Behind the Blog: VICE’s Legacy and the Idea That ‘The Internet Is Forever’

This is Behind the Blog, where we share our behind-the-scenes thoughts about how a few of our top stories of the week came together. This week, we reflect on VICE's legacy, archiving, and whether the internet is really forever.
Behind the Blog: VICE’s Legacy and the Idea That ‘The Internet Is Forever’
Collage by 404 Media

This is Behind the Blog, where we share our behind-the-scenes thoughts about how a few of our top stories of the week came together. This week, we reflect on VICE's legacy, archiving, and whether the internet is really forever.

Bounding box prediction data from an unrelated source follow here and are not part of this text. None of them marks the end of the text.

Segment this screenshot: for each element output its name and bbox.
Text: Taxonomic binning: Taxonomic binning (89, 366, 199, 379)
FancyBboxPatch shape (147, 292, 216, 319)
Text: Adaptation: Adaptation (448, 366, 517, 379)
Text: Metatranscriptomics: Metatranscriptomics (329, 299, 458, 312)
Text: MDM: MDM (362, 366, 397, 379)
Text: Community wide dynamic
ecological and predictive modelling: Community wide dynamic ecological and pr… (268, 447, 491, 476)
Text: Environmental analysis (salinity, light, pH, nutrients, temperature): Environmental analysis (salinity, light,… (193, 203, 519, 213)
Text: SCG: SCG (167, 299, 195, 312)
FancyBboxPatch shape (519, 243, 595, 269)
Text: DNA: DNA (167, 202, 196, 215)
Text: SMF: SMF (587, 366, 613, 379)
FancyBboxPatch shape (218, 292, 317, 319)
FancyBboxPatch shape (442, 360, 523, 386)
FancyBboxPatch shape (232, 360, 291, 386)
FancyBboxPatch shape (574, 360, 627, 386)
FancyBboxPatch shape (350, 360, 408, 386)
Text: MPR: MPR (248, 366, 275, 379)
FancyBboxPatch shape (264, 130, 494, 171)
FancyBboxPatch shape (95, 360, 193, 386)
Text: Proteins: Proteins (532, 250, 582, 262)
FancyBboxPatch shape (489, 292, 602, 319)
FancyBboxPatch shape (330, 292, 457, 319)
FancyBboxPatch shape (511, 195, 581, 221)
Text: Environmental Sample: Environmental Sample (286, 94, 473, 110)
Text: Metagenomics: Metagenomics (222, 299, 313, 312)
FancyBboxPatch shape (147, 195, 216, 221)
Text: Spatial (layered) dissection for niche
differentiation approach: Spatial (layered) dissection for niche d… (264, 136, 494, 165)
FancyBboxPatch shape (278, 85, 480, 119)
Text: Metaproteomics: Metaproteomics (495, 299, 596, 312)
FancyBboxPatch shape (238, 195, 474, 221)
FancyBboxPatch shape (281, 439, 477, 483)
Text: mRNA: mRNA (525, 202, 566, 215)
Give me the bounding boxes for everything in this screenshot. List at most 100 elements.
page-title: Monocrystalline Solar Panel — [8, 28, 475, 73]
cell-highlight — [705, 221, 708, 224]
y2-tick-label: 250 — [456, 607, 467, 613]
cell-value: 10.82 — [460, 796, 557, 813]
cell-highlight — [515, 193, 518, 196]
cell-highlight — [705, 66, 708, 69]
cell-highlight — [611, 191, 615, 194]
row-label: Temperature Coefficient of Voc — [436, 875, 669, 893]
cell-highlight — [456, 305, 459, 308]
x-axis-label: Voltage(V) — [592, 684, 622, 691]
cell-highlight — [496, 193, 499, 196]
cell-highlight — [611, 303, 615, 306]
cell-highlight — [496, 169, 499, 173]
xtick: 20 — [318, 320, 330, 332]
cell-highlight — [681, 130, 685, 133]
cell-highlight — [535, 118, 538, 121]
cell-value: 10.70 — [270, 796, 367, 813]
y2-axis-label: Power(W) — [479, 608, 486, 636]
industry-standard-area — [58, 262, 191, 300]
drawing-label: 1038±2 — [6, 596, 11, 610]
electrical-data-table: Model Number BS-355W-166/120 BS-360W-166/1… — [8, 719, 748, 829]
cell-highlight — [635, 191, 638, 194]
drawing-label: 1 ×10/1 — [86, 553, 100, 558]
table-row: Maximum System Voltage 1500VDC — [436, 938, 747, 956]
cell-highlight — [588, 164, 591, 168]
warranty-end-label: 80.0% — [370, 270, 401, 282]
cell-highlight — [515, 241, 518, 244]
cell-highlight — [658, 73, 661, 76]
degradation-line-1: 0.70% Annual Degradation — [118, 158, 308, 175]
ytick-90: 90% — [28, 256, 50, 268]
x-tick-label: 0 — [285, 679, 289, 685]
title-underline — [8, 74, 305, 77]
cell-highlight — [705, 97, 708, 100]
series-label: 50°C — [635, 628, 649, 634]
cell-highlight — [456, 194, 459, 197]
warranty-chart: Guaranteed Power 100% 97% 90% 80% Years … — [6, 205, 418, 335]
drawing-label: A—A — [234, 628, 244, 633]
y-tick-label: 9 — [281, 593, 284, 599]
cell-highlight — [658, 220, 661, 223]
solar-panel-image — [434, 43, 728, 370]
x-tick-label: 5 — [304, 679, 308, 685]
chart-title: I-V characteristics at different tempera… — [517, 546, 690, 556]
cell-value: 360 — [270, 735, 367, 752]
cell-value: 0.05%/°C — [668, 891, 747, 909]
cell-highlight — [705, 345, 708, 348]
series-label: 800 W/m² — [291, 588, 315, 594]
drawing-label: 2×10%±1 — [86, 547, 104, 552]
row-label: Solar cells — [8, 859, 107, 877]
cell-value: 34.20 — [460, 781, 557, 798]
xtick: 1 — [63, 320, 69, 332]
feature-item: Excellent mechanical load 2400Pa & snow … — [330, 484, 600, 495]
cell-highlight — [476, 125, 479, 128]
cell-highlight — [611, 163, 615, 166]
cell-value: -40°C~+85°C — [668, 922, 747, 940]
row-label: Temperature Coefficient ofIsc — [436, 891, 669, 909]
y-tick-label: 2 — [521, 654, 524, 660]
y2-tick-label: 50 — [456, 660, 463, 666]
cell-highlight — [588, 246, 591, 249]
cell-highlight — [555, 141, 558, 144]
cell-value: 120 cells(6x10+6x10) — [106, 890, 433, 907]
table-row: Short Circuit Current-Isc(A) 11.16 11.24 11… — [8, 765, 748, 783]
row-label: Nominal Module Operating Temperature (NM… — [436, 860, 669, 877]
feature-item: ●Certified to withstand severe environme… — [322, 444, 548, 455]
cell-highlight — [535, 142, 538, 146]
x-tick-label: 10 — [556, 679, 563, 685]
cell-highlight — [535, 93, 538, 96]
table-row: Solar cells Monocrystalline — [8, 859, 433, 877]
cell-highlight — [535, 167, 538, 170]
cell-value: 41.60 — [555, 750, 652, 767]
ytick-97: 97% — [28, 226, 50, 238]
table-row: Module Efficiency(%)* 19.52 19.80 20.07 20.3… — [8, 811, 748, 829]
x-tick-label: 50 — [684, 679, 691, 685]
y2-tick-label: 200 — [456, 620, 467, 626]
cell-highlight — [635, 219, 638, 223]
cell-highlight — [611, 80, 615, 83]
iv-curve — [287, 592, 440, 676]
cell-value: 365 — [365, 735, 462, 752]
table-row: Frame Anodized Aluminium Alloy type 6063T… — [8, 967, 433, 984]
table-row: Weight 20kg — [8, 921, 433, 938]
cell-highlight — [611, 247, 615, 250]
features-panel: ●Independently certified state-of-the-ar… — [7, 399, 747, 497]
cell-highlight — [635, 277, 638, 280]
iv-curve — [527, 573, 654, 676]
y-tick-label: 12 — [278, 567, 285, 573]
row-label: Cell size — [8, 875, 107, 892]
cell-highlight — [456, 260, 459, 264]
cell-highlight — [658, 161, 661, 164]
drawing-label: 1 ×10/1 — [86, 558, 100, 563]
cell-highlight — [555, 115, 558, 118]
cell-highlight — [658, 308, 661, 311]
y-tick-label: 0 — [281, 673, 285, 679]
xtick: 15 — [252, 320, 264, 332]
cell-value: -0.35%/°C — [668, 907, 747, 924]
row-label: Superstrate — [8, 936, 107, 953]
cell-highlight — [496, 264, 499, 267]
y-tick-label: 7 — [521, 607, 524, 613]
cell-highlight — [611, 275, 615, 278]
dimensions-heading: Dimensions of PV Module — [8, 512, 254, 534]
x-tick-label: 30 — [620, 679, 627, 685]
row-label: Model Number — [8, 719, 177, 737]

JASON: In the last week or so, VICE’s website has published a deep, fearless investigation into a Christian Nationalist church where Proud Boys get baptized, a horrifying article about a extortion and child torture ring operating on Discord, given voice to tenants organizing against megaslumlords who are funded primarily by federal government grants, broke the news about an FBI investigation into sexual abuse in a secretive religious sect, spoke to the mother of a teenager who died from legal “gas station heroin,” and revealed that a peer-reviewed scientific journal published an AI-generated diagram of a rat with a gigantic penis (one of the most viral stories on the internet over the last week). Previously published stories also led to a newly-announced $16.5 million fine against Avast for selling browsing data taken from antivirus software, and a newly-announced OSHA fine against Amazon for not giving workers shade or giving them time for breaks.

These articles were published under some of the most dire financial and managerial circumstances you could possibly imagine, at a company whose leaders are now private equity goons systematically destroying a newsroom after having already destroyed numerous beloved brands. There will not be any more investigations, scoops, fun blogs, or any of the other stuff that made VICE good and essential, and it was good and essential. There is no real indication that any of the executives there know about or even remotely care about the journalism that its workers have miraculously still managed to publish under their historically inept regime, but I care, and the millions of people who continued to read VICE through all of this cared, as well.